Rule 20.Permissive joinder of parties
Current through January 1, 2025 · Last verified July 8, 2026
Full Text of Rule 20
Amendment History
The current West Virginia Rules of Civil Procedure took effect January 1, 2025, as part of a rewrite that modernized the rules’ numbering and structure. West Virginia does not publish a per-rule amendment history inside the compiled rules text reproduced here. The text above is verified current through the source’s own January 1, 2025 update; for the underlying adopting order and any later amendments, see the West Virginia Judiciary’s compiled rules page.
Plain-English Summary
Rule 20 is about choice, not necessity — it's the counterpart to Rule 19's required joinder. Plaintiffs can join together in a single lawsuit, or multiple defendants can be joined in one, whenever their claims arise out of the same transaction, occurrence, or series of transactions, and a question of law or fact common to all of them will come up in the case.
Neither a plaintiff nor a defendant has to be interested in every bit of relief the lawsuit seeks. The court can enter judgment for some plaintiffs and against some defendants without requiring everyone joined to win or lose together.

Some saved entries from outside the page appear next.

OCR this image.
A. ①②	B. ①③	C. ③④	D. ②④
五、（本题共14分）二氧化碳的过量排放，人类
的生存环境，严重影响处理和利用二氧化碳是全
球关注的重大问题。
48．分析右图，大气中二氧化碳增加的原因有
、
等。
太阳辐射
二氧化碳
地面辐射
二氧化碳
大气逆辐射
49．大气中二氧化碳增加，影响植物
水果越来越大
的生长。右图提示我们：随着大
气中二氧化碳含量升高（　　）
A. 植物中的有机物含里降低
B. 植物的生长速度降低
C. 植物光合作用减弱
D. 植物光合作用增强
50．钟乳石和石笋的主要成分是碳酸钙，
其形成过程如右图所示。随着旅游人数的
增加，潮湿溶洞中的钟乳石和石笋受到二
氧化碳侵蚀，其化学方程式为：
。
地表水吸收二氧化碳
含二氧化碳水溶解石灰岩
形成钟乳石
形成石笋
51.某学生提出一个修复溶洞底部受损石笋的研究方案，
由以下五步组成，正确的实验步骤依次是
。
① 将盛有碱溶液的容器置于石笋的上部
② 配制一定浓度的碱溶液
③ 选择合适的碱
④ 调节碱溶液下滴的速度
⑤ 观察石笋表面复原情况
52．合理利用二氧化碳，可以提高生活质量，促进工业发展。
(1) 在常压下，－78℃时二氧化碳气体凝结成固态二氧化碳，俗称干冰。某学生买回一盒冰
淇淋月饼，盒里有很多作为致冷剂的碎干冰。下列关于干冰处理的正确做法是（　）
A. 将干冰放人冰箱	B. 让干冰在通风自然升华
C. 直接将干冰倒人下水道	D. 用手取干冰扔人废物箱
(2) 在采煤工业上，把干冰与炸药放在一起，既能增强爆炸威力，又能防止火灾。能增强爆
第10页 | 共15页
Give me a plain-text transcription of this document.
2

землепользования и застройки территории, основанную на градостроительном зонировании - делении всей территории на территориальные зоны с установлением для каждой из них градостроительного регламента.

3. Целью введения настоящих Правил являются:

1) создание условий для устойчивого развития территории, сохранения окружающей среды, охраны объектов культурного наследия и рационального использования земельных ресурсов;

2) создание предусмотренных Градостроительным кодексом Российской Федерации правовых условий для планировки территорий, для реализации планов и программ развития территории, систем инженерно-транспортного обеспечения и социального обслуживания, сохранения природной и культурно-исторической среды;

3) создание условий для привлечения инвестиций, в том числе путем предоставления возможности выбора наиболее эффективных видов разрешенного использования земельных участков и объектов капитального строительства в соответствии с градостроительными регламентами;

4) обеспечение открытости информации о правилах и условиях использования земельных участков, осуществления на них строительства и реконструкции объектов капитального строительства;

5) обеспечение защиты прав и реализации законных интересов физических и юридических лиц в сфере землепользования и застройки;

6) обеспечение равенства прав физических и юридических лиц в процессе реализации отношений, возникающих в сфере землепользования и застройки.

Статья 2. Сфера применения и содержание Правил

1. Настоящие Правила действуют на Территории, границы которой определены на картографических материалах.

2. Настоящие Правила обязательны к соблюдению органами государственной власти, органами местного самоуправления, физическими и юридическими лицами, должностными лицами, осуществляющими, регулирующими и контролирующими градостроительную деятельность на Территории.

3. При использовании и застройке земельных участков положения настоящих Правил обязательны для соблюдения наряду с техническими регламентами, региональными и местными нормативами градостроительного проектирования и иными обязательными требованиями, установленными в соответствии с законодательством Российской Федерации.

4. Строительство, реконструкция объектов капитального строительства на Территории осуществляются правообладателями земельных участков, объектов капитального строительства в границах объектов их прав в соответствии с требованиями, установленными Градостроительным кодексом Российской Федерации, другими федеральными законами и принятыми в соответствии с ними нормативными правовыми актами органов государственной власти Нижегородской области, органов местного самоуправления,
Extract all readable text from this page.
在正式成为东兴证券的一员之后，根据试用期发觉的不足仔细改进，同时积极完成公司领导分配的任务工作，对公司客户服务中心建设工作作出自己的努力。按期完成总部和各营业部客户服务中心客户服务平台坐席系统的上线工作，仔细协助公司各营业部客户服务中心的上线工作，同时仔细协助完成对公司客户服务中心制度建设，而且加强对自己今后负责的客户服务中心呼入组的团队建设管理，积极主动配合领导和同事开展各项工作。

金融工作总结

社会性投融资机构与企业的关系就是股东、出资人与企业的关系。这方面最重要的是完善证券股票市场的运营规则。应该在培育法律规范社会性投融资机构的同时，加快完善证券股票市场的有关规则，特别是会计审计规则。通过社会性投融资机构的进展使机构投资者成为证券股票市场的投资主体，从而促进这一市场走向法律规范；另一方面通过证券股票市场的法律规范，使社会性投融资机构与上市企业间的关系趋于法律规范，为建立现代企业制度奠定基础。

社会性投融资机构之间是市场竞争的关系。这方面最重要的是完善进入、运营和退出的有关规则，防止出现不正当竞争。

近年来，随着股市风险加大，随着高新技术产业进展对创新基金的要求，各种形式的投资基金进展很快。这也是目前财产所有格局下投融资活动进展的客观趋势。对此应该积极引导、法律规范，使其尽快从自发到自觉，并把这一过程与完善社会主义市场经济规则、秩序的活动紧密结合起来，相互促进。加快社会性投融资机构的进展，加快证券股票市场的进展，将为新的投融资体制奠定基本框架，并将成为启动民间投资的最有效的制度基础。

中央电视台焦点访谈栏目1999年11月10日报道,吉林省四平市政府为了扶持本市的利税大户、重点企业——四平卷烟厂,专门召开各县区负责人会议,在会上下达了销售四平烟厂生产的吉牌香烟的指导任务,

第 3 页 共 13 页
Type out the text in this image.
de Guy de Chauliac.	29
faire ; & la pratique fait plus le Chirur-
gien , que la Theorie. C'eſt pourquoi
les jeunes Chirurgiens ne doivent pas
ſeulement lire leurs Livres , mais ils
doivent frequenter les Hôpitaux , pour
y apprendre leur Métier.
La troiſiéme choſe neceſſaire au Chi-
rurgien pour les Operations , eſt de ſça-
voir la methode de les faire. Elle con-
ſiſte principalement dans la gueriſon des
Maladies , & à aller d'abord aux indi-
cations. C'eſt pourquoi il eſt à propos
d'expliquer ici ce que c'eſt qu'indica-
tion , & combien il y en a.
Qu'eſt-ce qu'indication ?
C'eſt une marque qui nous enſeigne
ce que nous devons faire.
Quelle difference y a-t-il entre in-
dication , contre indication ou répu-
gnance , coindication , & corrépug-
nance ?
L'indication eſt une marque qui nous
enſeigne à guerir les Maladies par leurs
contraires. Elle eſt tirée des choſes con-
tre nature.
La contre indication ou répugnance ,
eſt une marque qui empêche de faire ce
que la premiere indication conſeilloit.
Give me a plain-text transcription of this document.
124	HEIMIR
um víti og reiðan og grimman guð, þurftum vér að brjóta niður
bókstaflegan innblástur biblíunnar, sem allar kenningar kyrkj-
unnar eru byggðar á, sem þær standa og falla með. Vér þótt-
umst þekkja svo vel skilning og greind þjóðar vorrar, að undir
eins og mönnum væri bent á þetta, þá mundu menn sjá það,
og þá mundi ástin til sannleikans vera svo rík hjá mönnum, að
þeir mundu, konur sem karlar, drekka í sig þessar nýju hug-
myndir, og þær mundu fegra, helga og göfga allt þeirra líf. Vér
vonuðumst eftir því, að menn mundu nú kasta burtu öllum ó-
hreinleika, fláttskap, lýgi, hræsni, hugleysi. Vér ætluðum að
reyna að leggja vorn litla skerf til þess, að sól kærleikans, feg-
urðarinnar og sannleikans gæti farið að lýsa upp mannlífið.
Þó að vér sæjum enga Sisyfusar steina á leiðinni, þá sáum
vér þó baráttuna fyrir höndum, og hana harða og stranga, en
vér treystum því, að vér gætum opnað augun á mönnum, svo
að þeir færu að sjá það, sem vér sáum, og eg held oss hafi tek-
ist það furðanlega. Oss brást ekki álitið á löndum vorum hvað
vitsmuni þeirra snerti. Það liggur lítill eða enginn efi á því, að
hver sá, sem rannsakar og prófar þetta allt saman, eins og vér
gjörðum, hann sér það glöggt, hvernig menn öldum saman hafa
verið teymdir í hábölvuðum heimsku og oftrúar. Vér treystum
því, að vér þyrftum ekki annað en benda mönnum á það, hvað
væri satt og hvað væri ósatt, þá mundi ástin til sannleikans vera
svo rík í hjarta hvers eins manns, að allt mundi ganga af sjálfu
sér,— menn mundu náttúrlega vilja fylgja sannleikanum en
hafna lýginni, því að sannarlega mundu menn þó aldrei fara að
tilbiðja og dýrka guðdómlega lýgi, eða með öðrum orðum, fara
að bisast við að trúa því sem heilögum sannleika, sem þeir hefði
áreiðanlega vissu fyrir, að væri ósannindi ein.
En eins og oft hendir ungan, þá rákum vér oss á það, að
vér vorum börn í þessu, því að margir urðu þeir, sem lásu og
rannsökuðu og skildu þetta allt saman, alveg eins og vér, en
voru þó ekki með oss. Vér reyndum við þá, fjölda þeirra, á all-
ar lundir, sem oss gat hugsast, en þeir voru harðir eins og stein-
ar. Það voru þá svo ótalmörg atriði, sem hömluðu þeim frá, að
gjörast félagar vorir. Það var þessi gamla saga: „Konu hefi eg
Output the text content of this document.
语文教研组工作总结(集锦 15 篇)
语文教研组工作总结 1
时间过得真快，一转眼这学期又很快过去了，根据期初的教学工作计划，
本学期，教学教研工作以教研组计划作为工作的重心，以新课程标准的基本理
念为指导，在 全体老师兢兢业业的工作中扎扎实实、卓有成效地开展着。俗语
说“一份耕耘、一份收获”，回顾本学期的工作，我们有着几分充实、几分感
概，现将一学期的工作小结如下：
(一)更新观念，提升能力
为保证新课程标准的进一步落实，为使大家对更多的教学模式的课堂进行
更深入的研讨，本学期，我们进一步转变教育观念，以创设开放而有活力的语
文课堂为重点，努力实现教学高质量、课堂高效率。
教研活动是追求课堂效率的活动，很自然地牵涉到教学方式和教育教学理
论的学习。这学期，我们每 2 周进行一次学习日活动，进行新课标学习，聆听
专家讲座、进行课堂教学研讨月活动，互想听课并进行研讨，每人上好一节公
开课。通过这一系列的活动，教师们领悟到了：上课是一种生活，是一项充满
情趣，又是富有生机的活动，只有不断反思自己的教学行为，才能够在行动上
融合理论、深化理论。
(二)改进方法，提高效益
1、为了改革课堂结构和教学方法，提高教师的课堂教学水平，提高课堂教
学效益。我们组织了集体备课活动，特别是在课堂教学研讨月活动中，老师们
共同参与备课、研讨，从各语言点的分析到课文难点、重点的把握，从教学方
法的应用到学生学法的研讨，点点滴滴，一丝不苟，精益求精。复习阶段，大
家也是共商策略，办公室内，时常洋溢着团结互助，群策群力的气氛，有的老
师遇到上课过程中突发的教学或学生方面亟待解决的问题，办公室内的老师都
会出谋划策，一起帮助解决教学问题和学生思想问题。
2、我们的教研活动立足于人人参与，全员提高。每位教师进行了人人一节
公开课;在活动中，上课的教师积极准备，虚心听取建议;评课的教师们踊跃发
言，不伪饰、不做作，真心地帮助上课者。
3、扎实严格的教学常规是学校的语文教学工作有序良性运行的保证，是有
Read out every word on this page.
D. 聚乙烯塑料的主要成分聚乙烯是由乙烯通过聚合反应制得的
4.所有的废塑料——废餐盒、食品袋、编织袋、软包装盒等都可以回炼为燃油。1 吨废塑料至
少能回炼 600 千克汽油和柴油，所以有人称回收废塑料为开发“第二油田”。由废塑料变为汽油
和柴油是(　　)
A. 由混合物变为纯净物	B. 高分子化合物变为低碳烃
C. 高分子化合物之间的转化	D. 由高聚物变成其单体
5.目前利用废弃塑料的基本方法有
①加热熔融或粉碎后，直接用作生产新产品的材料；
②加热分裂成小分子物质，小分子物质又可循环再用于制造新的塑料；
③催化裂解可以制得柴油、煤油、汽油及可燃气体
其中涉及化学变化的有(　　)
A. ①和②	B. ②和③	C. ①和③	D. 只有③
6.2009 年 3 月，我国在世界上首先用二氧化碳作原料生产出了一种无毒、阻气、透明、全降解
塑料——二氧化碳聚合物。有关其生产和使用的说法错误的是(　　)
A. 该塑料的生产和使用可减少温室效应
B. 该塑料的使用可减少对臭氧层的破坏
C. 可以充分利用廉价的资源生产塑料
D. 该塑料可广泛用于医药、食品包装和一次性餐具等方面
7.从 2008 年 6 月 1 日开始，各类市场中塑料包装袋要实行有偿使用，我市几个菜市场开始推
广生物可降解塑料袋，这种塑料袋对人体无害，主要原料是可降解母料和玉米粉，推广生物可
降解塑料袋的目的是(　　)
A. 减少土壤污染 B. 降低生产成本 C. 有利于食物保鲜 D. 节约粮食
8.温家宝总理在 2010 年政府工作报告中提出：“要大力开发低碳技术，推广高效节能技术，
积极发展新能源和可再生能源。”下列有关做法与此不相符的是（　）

Joining multiple parties can create friction — a defendant with no real connection to a co-defendant's dispute might be embarrassed or burdened by being lumped into the same case. Rule 20(b) gives the court a release valve: it can order separate trials or other protective measures to shield a party from delay, expense, or other prejudice caused by parties against whom it has no claim and who have no claim against it.
Frequently Asked Questions
When can multiple plaintiffs join together in one lawsuit?
When their claims arise out of the same transaction, occurrence, or series of transactions, and a question of law or fact common to all of them will arise in the action.
Do all the joined defendants have to be liable for the same amount?
No. The court can grant judgment to one or more plaintiffs according to their own rights, and against one or more defendants according to their own liabilities — joinder doesn't require an all-or-nothing outcome.
What if joining several defendants together creates unfair prejudice to one of them?
The court can order separate trials or other protective measures under Rule 20(b) to shield a party from embarrassment, delay, expense, or other prejudice caused by being joined with parties it has no real dispute with.